Pierre-François-Pascal Guerlain: fondateur et frondeur

Laissons de coté pour quelques temps, mais ce sera pour mieux y revenir plus tard, les aspects techniques de la conception de parfum, et penchons sur la passionnante saga de Guerlain.

Si la maison est ce qu’elle est aujourd’hui, c’est parce que des hommes d’exception l’ont fait vivre et grandir, lui conférant cette image de faste et de prestige qu’elle conserve toujours aujourd’hui. Commençons par le commencement et retraçons le parcours de Pierre-François-Pascal Guerlain, le génial fondateur de la maison de parfum.

Né le 3 avril 1978, Pierre-François-Pascal Guerlain est issu d’une famille française picarde. Il quitte le foyer familial à 19 ans et se fait engager comme « commis marchand » par la maison Briard, fabricant et commerçant en parfumerie, puis travail au sein des sociétés Dissey et Piver grâce auxquelles il va parfaire ses connaissances.

Sachant qu’à cette époque l’Angleterre connaît un bel essor économique et industriel et qu’elle excelle dans les domaines du parfum et des produits de beauté, Pierre-François-Pascal Guerlain part y étudier et suit les cours de médecine et de chimie. Il devient familier des molécules, des secrets botaniques, des proportions et des compositions et retourne en France mettre en pratique ses connaissances.

En 1828, Pierre-François-Pascal ouvre une boutique au 42, rue de Rivoli, en tant que parfumeur vinaigrier. Appliquant une stratégie simple et bien menée, il importe des produits qui font fureur outre-Manche, telle que la « Lotion de Gowland » ou le « Royal Extractof Flowers » qui serait le parfum préféré de la reine Victoria. Parallèlement, il installe son usine à la barrière de l’Étoile. Dans son laboratoire, il va travailler à ses premières créations.
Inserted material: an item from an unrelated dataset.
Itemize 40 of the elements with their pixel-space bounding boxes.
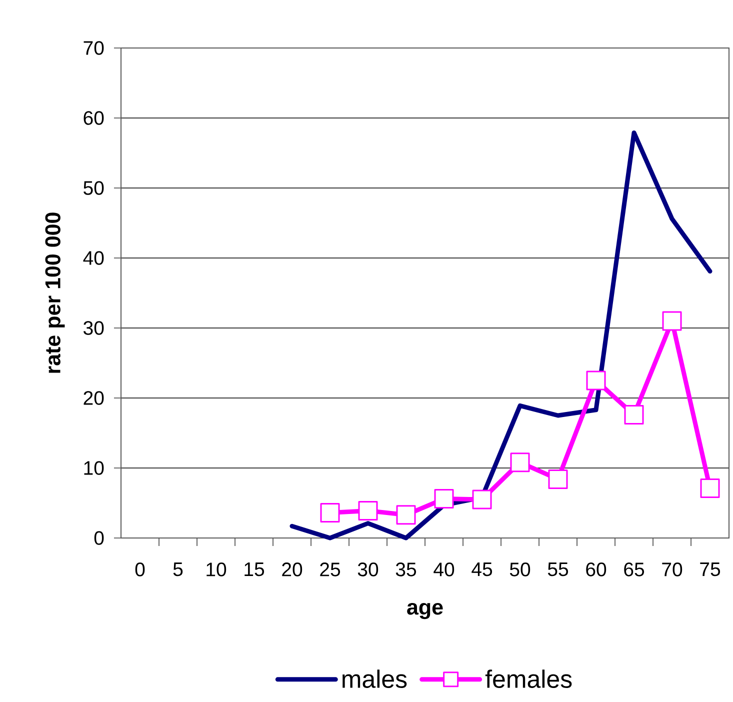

Fort de son succès, il s’installe au 15, rue de la Paix et devient fournisseur de la grande‑duchesse de Bade, de celle de Wurtemberg et de Sa Majesté la reine des Belges.

Conscient de la nécessité d’élargir sa distribution, ses voitures sillonneront une cinquantaine de villes en France pour livrer ses dépositaires, sélectionnés par ses soins avec la rigueur et la minutie que chacun lui reconnaît. Puis il élargit ses prétentions géographiques et commence par les grandes villes européennes puis gagne des villes telles que Moscou, Calcutta ou encore New York. Presque partout dans le monde, il est possible d’avoir un « Guerlain » !

Il devient leur fournisseur attitré et parfume la reine Victoria, la reine Isabelle d’Espagne, l’impératrice d’Autriche, l’inoubliable Sissi, sans oublier les cours d’Europe centrale et celle de Saint-Pétersbourg avec le « Bouquet de Furstemberg » et « l’Eau de Cologne Russe ».

Sa devise, inscrite sur le fronton de l’usine, est devenue le credo de la société et chaque employé doit la savoir et surtout l’appliquer ! « Faites de bons produits, ne cédez jamais sur la qualité. Pour le reste, ayez des idées simples et appliquez-les scrupuleusement. » Cette déclaration de foi se perpétuera au fil des générations.

En 1853, Pierre-François-Pascal connaît une nouvelle gloire. Sa Majesté l’impératrice Eugénie lui décerne le titre de « parfumeur breveté de Sa Majesté » pour la création de la magistrale « Eau de Cologne Impériale » que le parfumeur a conçue uniquement pour elle. À cette occasion, Pierre‑Francois‑Pascal commande à son verrier, Pochet & du Courval, l’emblématique flacon dit aux « abeilles ».

En 1862, il cédera la place à son fils Aimé. Son sens inné de l’histoire lui a permis de comprendre ses contemporains et de devancer leurs attentes.